Apportionment of Jungfraujoch

    As noted earlier in the text, the apportionment of Jungfraujoch is a failure, at least on the surface. The steps are shown in the table, with links for quick viewing.

Jungfraujoch, 20 elements
  Japan/Korea branch European branch
Step 0

Nothing chosen

Step 2

Sea and crust (FEC) chosen

Step 3 Japan added, fit 1.17 Plynlimon added, fit 1.76
Step 4 Niigata added, fit 0.92 Belgium added, fit 1.46
Step 5 DCref added, fit 0.65 DCref added, fit 0.73

    Its step 0, before any signatures are chosen, points equivalently to a variety of widely separated places, including North America, parts of Europe and Russia, China, Japan, and several type-sources.

    Step 2, after selecting sea and Far East Crust, shows that Japanese signatures strongly dominate. Japanese sources are obviously not the right ones for Jungfraujoch, however, because the Swiss Alps are nearly halfway around the world from Japan. But to be fair, we must begin with Japan and see how the solution looks.

    Step 3 adds the best Japanese signature, the average of all the Japanese cities. Nearly everything else collapses.

    Step 4 adds Niigata, the best of the remaining signatures. This brings the fit to a decent 0.92.

    Step 5 adds the type-signature DCref, from a refuse incinerator in Washington, D.C. This improves the numerical fit to 0.65 without adding much sense or believability to it. It also marks the end of this strand.

    In a nonblind attempt to see whether closer signatures could produce a fit equivalent to Japan's, a solution was begun with Plynlimon, the best-fitting of the European signatures. Its entry, after crust and sea, is shown as the new step 3 below.

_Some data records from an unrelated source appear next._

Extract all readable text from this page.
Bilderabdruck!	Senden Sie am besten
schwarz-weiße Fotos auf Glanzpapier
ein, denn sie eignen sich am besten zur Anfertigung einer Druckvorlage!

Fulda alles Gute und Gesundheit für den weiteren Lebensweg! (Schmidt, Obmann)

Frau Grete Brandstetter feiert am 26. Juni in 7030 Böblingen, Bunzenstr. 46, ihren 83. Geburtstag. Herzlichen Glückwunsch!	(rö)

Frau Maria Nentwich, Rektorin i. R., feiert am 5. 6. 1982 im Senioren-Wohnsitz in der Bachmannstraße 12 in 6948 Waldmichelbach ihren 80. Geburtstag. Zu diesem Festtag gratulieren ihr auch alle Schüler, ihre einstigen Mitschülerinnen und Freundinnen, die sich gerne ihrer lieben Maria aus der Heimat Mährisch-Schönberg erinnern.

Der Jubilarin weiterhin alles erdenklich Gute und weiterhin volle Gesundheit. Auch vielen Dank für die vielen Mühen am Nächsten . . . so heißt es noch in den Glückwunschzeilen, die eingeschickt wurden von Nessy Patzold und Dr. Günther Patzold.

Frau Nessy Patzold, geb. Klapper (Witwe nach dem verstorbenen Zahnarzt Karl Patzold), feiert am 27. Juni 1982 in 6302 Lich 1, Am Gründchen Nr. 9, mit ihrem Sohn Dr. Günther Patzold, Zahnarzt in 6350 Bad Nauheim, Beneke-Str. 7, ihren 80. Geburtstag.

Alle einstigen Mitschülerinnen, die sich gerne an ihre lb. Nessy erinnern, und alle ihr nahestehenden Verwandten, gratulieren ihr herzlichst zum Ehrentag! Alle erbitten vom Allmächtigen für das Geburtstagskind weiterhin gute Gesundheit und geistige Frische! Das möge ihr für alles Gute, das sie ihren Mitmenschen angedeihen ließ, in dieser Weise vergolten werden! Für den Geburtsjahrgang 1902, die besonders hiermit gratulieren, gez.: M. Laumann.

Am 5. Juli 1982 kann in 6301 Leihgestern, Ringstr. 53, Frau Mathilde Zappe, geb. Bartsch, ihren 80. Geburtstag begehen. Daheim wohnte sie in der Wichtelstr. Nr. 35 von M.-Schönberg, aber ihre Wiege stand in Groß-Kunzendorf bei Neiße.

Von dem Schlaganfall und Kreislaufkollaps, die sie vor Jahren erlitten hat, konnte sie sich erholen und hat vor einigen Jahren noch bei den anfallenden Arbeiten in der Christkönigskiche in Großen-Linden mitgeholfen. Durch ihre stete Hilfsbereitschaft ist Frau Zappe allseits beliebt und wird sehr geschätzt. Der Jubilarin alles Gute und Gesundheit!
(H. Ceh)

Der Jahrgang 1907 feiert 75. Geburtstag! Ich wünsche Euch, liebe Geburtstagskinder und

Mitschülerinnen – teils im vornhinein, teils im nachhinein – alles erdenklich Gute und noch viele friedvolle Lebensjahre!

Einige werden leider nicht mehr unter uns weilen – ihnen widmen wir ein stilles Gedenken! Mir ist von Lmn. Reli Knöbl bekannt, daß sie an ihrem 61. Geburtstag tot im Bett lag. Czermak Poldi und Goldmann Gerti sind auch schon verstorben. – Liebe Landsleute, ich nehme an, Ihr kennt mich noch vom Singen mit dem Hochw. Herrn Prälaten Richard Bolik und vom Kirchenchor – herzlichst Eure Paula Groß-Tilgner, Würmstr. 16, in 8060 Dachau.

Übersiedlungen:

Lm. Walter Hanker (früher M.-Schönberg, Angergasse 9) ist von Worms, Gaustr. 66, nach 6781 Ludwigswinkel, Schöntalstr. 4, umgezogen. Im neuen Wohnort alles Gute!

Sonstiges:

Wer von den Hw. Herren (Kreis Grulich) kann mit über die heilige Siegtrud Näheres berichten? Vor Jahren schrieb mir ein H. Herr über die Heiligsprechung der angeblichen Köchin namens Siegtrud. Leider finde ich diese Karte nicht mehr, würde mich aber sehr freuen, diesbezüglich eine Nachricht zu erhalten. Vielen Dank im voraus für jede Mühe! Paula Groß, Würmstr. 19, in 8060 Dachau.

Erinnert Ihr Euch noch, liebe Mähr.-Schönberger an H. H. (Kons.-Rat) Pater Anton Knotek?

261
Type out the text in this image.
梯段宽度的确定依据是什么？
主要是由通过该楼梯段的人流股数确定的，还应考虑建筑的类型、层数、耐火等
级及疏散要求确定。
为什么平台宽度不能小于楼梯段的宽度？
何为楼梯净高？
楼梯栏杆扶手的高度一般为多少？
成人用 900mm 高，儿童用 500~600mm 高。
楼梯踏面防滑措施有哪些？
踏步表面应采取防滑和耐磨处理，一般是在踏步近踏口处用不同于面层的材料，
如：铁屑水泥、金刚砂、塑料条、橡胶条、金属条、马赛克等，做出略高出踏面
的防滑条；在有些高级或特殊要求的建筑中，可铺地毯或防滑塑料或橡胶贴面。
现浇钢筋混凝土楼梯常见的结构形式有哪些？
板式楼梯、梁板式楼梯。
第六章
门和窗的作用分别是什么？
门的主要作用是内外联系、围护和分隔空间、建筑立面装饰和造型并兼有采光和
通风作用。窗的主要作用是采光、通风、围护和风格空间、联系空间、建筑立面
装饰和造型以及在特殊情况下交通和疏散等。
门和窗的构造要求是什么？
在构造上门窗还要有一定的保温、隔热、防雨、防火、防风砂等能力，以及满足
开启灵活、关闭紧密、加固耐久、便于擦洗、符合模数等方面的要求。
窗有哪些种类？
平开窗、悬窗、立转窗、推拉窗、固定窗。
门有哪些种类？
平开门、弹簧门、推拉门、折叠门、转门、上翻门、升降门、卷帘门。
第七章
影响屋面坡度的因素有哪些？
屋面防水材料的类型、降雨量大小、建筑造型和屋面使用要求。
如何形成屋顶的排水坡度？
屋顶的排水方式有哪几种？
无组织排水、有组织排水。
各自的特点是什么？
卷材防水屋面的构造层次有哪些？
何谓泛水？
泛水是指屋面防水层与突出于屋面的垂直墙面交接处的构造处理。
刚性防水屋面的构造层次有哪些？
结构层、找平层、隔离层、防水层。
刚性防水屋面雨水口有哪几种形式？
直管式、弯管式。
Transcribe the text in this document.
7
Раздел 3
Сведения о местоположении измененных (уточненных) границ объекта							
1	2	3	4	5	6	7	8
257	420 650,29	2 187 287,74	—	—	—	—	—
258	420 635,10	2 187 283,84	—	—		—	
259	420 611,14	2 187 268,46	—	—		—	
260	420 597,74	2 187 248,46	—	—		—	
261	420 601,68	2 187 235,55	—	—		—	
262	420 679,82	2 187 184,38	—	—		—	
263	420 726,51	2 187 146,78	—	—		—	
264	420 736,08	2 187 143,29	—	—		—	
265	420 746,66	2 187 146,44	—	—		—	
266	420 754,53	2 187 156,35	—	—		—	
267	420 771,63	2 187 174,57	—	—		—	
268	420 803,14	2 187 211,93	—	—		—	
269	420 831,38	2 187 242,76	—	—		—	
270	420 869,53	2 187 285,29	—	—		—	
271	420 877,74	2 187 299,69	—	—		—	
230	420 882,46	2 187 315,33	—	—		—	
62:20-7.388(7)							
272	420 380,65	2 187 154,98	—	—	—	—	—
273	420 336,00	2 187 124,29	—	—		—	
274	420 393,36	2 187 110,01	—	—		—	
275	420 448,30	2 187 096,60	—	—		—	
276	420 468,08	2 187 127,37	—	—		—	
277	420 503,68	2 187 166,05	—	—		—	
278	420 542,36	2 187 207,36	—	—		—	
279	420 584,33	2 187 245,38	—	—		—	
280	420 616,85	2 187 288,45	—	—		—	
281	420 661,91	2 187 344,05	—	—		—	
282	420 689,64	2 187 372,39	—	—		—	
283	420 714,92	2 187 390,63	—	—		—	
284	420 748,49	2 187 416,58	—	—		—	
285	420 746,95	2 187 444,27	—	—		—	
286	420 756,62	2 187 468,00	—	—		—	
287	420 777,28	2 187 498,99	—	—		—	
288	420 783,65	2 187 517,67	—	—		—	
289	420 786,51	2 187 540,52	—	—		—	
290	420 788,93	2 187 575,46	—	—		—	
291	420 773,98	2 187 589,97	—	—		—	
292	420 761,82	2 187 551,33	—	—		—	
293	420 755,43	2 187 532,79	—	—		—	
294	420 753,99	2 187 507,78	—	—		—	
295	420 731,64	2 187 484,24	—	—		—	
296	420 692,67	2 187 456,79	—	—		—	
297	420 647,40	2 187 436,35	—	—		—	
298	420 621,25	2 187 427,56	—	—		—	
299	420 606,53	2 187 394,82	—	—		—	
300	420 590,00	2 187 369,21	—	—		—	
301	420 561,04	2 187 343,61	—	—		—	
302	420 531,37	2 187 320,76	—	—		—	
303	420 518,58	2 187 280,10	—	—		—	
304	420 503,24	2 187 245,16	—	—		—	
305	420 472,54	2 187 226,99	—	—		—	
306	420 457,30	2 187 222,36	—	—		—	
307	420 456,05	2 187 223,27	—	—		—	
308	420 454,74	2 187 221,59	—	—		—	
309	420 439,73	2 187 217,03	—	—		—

    The new step 4 added Belgium, the best of the remaining European signatures. 

    The new step 5 adds the next-best F-ratio, which is DCref again. (The very high samples just left of Plynlimon is not in contention because its coefficient is negative.) That improves the overall fit to a decent 0.73, nearly as good as the 0.65 for the Japanese signatures. The moral here is that the most obvious sources may not be the only ones to give a good fit, and may not represent the correct solution. The real solution may be one that is a combination hidden from view and developed only by two or three probing steps. As we further develop this tracer system, we hope to be able to find algorithms for discovering these hidden solutions.

    Two solutions were found for the Jungfraujoch aerosol, an obvious one that failed (Japan) and a hidden one that seemed to succeed (as defined by a good fit made from reasonable signatures).